Five years ago today many of us watched in disbelief as a mob of protesters stormed the Capitol building in Washington, DC, egged on by a President who refused to admit that he had lost the previous November's election. During his four years in the presidency Donald Trump had deliberately sown division in the American public, putting family members in important positions, and using his high office to advance his personal brand. But in his first term, he was surrounded by officials, such as Vice President Mike Pence, whose principal job seemed to be damage control, that is, to put the brakes on Trump's more outrageous behaviour. Following the events of 6 January 2021, the House of Representatives moved quickly to impeach the President for the second time. However, the following month the Senate decided to acquit him of the charge of inciting an insurrection.

Given what Trump did on that dark day half a decade ago, he should never have been allowed to stand for political office again. As children most of us were taught to play by the rules and, when defeated in, say, soccer or Monopoly, to lose gracefully and to congratulate the victor. In political life playing by the rules is even more important, because public justice and the welfare of a nation depend on it. Here I am reminded of George H. W. Bush, an underrated one-term president whose letter to Bill Clinton on 20 January 1993 exhibited exemplary graciousness towards an opponent and successor. The contrast with the petulant and narcissistic Trump could scarcely be more pronounced.

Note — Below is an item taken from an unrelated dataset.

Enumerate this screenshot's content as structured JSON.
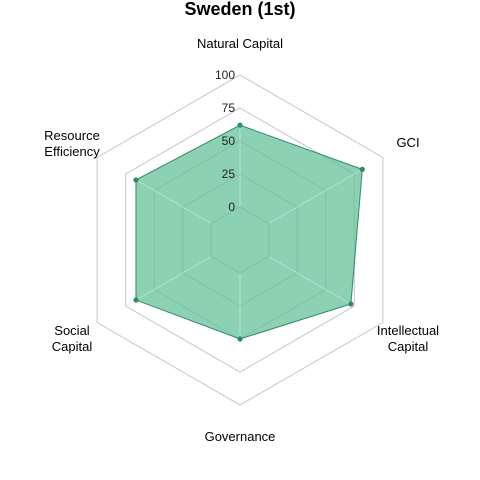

Sad to say, with Trump returned to office a year ago, his presidency has far fewer officials positioned strategically to control his worst instincts. He has now surrounded himself with people loyal to himself personally, even if that comes at the expense of the rule of law. Trump continues to hurl insults at his opponents, to disparage the victim of a tragic murder, to threaten Canada's independence, to bully Denmark over Greenland, and generally to behave badly, exalting himself with faux royal touches in the Oval Office. Trump's actions make Richard Nixon and Warren G. Harding took like St. Francis of Assisi by comparison.

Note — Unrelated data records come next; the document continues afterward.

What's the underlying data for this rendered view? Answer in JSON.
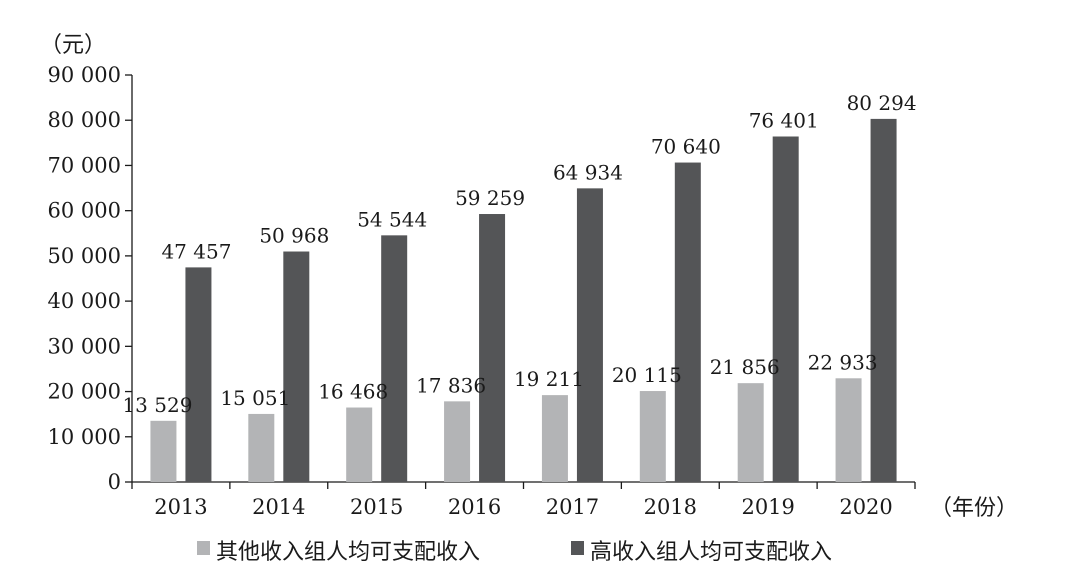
{
  "chart_data": {
    "type": "bar",
    "y_unit": "（元）",
    "x_unit": "（年份）",
    "categories": [
      "2013",
      "2014",
      "2015",
      "2016",
      "2017",
      "2018",
      "2019",
      "2020"
    ],
    "series": [
      {
        "name": "其他收入组人均可支配收入",
        "values": [
          13529,
          15051,
          16468,
          17836,
          19211,
          20115,
          21856,
          22933
        ],
        "labels": [
          "13 529",
          "15 051",
          "16 468",
          "17 836",
          "19 211",
          "20 115",
          "21 856",
          "22 933"
        ],
        "color": "#b3b4b6"
      },
      {
        "name": "高收入组人均可支配收入",
        "values": [
          47457,
          50968,
          54544,
          59259,
          64934,
          70640,
          76401,
          80294
        ],
        "labels": [
          "47 457",
          "50 968",
          "54 544",
          "59 259",
          "64 934",
          "70 640",
          "76 401",
          "80 294"
        ],
        "color": "#545557"
      }
    ],
    "yticks": [
      0,
      10000,
      20000,
      30000,
      40000,
      50000,
      60000,
      70000,
      80000,
      90000
    ],
    "ytick_labels": [
      "0",
      "10 000",
      "20 000",
      "30 000",
      "40 000",
      "50 000",
      "60 000",
      "70 000",
      "80 000",
      "90 000"
    ],
    "ylim": [
      0,
      90000
    ],
    "grid": false,
    "legend_position": "bottom"
  }
}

The story is told that in 1787 at the conclusion of the negotiations that led to the formation of the United States, Elizabeth Willing Powel asked Benjamin Franklin a pointed question: "Well, Doctor, what have we got, a republic or a monarchy?" Franklin famously replied: "A republic, if you can keep it." That last part of the sentence implies that political institutions depend for their proper functioning on a public-spirited citizenry willing to support them and to participate when called upon to do so. Above all, a properly constituted polity requires citizens committed to the rule of law and immune to the seductions of a cult of personality.

One hopes and prays that the United States will survive the current President, who seems to be doing his best to savage a centuries-old constitutional arrangement with considerable public support. We know from history, of course, that political systems do not last for ever and that even the best constituted regime has a limited shelf life. But let us hope and pray that the end of one of the oldest continuously functioning political systems in the world will be put off into an indefinite future.